De retour à Lémera, il est témoin d’un massacre. Malades et soignants sont tués, des femmes violées par des rebelles congolais et rwandais. Denis comprend que l’Est du Congo est devenu le champ de bataille d’une guerre dont l’enjeu est le coltan, ce minerai indispensable à nos téléphones, tablettes et ordinateurs. Pour s’emparer des terres, les milices utilisent le viol comme arme de guerre. Une arme « qui ne coûte rien, mais détruit tout ».
« Mon pays est une bijouterie sans portes ni fenêtres, dans laquelle tout le monde vient se servir », dit-il avec une douleur lucide.
En 1999, il fonde l’Hôpital Panzi à Bukavu. Ce lieu deviendra le refuge de dizaines de milliers de femmes mutilées, que Denis et son équipe vont soigner, réparer, mais aussi accompagner grâce à une prise en charge qu’il veut holistique : médicale, chirurgicale, psychologique, sociale et juridique.
Le combat est dangereux. En 2012, à son retour d’un discours à l’ONU, Denis échappe de peu à un attentat qui coûte la vie à son ami Joseph, son fidèle gardien. Contraint à l’exil en Europe, il sera rappelé au Congo par les femmes elles-mêmes, qui se cotisent en vendant des ananas pour financer son retour. Ce geste scellera son destin : malgré les menaces, il choisit de rester aux côtés de celles qu’il appelle « les survivantes ».
C’est dans ce contexte qu’à partir de 2015, Gynécologie Sans Frontières est sollicitée pour former les soignants de Panzi. Chaque matin commençait par une messe à l’hôpital, suivie d’un mot d’espoir de Denis. Les après-midis étaient consacrés aux cours théoriques, et les matinées aux formations chirurgicales : démonstration, aide opératoire, puis suivi à distance. Par la fenêtre du bloc, je voyais dans la cour ces femmes, entre deux soins, qui tentaient pas à pas de retrouver la vie.

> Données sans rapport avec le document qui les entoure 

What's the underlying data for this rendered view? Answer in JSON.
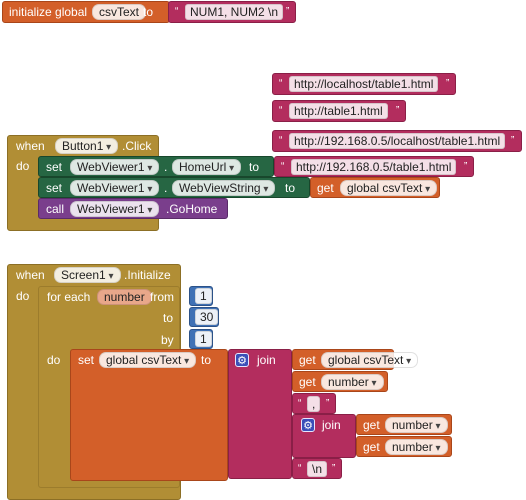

Je me souviens particulièrement de Mukanire Ntakwinja, l’assistant de Denis, à qui j’ai transmis la technique de réparation des prolapsus chez la femme jeune. Il vient d’ailleurs de soutenir sa thèse d’agrégation, avec brio, à Lubumbashi en septembre 2025.

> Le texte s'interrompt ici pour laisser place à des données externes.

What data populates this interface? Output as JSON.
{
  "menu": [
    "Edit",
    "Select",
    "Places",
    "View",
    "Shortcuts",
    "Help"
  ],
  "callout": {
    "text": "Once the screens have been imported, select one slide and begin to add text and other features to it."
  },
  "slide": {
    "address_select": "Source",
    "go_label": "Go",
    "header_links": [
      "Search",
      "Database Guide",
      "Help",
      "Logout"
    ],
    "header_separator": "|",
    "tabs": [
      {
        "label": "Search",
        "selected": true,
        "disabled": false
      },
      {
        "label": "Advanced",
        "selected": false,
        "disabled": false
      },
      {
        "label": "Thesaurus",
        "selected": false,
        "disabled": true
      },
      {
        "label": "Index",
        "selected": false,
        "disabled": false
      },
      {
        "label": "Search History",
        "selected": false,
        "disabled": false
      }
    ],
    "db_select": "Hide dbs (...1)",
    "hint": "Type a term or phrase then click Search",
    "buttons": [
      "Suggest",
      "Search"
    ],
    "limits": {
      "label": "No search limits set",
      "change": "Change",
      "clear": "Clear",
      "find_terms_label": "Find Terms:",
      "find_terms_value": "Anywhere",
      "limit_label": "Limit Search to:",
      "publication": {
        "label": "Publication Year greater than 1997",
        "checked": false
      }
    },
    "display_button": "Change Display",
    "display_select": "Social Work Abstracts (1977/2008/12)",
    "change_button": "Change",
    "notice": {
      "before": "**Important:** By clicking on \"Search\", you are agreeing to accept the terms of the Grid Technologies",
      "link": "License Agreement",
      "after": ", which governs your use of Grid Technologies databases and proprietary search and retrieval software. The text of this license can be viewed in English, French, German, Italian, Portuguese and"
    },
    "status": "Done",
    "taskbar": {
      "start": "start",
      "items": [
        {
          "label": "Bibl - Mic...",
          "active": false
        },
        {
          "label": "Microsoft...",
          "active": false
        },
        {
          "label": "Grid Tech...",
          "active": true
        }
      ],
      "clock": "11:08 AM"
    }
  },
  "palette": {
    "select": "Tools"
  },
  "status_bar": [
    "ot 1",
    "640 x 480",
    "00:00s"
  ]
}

Non loin de Panzi, j’ai découvert la Cité de la Joie, dirigée par Christine Schuler Deschryver. Là, les jeunes filles victimes de viol réapprennent à vivre à travers le chant, la danse, mais aussi le karaté, avec la méthode « Fight for Dignity » mise au point par Laurence Fisher, triple championne du monde.
Mais la guerre ne cesse pas. Elle se poursuit dans un silence international assourdissant. En 2017, pendant l’un de nos séjours, un confrère, Gildo, est assassiné le Vendredi saint. Son corps est déposé à l’hôpital. La Monusco m’interdira d’assister au cortège funèbre.
En 2018, Denis Mukwege reçoit enfin la reconnaissance du monde : le Prix Nobel de la Paix, aux côtés de Nadia Murad. Mais son combat continue, inlassablement, contre l’impunité et l’oubli.
En 2019, avec Gynécologie Sans Frontières et l’Académie nationale de Chirurgie, nous avons lancé à Panzi un diplôme interuniversitaire de pelvi-périnéologie, pour former durablement des spécialistes capables de prendre en charge les séquelles des violences sexuelles.
Aujourd’hui, les violences se poursuivent, Denis est de nouveau en exil, et les rebelles du M23 font régner la peur au Kivu. Mais son combat, lui, ne faiblit pas. On peut lire son livre La force des femmes ou découvrir le film Muganga, celui qui soigne, pour mieux comprendre son message.
Chaque femme violée, dit-il, je l’identifie à ma femme. Chaque fille violée, à ma fille.
Chaque mère violée, à ma mère.
Voilà la voix de Denis Mukwege. Celle d’un homme qui refuse de céder, et qui continue à réparer le monde en réparant les femmes.